La cornice normativa attuale è frammentaria e largamente insufficiente. Negli Stati Uniti, la FDA non ha ancora pubblicato linee guida vincolanti per l’impiego di LLM in contesto clinico. L’Europa ha avviato l’AI Act, ma manca un’articolazione specifica per il rischio psicopatologico. In Asia, la Cina ha introdotto standard minimi sull’interazione AI-utente, ma in chiave censoria, non clinica. Organizzazioni come l’American Psychological Association e l’EFPA hanno lanciato allarmi, chiedendo standard di sicurezza psicoaffettiva e revisioni trasparenti degli algoritmi. Ma il quadro resta dominato da autoregolazione industriale. Le policy di OpenAI, Google e Meta includono riferimenti generici all’uso responsabile, senza alcuna trasparenza clinica o audit esterni. Serve un trattato internazionale che, al pari del GDPR per i dati, definisca obblighi specifici per l’impiego di LLM in ambienti sensibili, con audit indipendenti, limiti d’uso e obbligo di supervisione umana.

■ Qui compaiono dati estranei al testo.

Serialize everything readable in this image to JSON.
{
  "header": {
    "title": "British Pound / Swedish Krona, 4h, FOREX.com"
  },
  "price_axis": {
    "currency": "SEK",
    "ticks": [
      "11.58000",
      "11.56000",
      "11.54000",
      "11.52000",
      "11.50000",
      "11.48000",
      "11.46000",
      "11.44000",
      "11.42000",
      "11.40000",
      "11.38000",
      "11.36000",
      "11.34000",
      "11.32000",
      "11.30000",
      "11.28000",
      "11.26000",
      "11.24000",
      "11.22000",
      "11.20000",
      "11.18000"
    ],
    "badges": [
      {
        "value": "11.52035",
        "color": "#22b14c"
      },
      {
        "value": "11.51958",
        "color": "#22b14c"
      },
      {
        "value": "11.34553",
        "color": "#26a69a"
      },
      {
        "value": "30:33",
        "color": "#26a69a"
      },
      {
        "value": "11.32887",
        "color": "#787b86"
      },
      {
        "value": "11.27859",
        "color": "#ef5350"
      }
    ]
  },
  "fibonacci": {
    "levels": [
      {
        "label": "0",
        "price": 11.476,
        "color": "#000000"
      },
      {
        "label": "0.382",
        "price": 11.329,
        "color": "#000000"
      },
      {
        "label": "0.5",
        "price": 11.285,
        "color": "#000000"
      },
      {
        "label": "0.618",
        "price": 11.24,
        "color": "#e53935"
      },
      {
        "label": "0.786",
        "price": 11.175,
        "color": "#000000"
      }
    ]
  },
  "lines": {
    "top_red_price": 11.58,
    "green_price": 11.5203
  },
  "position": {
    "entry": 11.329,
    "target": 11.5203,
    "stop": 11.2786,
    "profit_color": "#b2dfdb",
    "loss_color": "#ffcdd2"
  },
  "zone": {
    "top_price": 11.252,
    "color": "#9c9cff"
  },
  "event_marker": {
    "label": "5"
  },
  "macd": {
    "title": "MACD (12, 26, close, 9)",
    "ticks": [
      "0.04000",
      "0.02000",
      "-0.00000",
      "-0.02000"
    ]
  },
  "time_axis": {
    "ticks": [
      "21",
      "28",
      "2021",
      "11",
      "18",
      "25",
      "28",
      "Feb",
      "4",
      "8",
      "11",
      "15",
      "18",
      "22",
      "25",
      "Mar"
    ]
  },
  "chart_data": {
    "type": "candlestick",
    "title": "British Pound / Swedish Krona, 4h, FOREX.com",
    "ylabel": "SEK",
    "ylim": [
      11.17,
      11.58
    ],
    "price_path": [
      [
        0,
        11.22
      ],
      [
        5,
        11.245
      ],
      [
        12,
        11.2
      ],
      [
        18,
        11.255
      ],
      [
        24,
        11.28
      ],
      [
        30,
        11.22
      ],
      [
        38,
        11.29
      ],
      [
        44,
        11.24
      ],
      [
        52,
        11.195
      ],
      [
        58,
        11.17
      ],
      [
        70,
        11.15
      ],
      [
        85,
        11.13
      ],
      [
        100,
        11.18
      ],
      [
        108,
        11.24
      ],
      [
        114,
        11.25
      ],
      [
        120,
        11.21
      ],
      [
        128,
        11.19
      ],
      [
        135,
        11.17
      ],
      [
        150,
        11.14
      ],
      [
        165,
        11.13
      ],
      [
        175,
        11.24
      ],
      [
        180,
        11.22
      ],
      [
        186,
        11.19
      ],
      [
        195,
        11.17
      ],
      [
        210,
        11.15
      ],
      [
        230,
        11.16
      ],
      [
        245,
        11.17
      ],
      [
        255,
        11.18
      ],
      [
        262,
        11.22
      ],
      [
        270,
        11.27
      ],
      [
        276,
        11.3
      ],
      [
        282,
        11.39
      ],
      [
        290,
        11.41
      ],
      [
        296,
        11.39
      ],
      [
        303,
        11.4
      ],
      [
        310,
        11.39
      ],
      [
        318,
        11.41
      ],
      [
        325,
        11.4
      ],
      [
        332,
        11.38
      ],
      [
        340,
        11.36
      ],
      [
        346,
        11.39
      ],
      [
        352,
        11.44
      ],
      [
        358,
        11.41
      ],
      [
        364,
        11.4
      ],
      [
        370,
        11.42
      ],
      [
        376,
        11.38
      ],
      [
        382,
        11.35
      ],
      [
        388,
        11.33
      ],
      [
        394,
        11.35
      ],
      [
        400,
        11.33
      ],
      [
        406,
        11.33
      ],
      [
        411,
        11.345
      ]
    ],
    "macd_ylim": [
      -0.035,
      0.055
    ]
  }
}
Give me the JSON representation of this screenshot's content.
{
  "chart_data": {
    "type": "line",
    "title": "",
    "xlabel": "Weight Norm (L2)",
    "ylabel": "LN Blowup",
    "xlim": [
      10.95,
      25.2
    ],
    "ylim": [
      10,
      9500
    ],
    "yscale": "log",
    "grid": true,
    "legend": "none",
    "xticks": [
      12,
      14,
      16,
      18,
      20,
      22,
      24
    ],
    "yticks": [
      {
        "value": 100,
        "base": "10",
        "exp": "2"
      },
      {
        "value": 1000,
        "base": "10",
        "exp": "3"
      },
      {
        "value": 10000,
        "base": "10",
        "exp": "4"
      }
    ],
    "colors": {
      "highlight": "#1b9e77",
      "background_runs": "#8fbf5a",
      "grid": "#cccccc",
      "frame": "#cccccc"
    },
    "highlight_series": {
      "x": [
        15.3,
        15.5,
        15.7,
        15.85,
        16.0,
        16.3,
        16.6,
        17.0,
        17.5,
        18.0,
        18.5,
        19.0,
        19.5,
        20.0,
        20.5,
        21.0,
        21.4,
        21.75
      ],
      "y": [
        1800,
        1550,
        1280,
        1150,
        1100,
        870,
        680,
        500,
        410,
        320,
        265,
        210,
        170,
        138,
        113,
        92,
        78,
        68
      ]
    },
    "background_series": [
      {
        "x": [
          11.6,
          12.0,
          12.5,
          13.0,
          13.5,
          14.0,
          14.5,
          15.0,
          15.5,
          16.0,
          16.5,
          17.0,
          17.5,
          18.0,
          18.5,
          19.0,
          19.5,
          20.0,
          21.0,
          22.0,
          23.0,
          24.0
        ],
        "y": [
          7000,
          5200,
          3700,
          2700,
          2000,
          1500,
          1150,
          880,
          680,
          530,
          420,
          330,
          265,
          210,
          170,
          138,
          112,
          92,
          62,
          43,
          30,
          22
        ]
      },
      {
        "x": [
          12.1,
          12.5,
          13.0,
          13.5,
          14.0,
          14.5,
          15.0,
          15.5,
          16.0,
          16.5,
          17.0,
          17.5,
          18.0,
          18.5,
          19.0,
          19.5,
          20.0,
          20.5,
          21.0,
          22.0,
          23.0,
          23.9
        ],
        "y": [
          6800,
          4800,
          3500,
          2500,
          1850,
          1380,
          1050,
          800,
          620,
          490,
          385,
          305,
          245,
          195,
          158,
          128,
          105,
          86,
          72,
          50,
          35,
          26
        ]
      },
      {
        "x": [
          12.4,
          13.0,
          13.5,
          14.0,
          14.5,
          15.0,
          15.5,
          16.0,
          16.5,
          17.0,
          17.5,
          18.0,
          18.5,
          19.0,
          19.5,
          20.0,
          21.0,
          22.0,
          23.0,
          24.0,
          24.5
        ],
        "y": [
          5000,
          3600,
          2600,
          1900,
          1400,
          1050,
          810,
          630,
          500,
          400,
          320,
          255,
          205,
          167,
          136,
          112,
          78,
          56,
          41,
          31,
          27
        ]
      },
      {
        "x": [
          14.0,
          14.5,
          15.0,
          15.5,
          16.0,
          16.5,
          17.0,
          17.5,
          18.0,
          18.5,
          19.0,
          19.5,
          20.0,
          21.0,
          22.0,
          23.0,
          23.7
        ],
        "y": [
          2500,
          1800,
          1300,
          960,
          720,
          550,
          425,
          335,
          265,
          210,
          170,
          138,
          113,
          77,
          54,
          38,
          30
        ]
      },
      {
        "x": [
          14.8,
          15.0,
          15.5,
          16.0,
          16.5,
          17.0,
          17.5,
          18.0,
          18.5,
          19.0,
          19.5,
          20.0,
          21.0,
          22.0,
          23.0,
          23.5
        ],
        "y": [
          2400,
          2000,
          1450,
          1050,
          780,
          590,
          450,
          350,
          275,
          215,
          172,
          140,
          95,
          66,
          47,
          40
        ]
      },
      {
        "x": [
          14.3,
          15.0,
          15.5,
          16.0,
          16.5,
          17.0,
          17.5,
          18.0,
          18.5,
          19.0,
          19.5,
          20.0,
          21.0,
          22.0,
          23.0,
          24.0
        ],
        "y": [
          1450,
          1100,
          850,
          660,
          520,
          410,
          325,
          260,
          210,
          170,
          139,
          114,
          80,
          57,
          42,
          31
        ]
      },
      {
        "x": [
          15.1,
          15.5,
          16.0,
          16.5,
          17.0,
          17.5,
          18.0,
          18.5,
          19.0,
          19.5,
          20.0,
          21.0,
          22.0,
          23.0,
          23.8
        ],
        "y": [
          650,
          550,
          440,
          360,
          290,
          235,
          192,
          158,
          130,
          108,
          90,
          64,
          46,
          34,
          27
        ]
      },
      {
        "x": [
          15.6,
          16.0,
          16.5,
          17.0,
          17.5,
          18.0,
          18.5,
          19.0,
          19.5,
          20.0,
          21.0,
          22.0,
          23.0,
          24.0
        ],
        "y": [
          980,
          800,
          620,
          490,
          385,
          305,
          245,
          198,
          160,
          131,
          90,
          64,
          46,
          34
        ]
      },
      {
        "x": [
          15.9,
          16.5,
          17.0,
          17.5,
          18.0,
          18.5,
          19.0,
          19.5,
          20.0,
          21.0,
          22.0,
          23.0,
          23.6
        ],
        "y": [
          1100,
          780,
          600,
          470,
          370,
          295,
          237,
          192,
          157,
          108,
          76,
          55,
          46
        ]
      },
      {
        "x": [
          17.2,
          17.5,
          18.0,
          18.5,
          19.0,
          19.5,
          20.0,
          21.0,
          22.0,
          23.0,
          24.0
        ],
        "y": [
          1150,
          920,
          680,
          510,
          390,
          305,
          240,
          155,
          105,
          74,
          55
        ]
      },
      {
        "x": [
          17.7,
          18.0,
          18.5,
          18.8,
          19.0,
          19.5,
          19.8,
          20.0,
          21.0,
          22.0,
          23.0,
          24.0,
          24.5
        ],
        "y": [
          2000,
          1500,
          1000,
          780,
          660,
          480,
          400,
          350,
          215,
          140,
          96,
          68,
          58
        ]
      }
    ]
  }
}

L’assunzione di uno psichiatra forense da parte di OpenAI è un’ammissione implicita di un problema sistemico. Serve una riforma epistemica che includa la psicologia cognitiva, sociale e clinica fin dalla progettazione dei modelli. È necessaria una governance che non si limiti al damage control ma che integri le scienze umane nei modelli di sviluppo. È il momento di sostituire la logica “move fast and break people” con una nuova cultura del design etico.
Non stiamo parlando di un’ipotesi futuribile, ma di una serie crescente di evidenze, cliniche, psicometriche, giornalistiche, che dimostrano come strumenti progettati per fluidità e coinvolgimento possano diventare attivatori di psicopatologia. Ignorare il rischio non è scienza, è colpevole miopia.
Se non vogliamo ritrovarci tra dieci anni con un’epidemia di “profeti digitali”, suicidi silenziosi e famiglie distrutte, servono regole fondate sulla psichiatria, non solo sull’innovazione.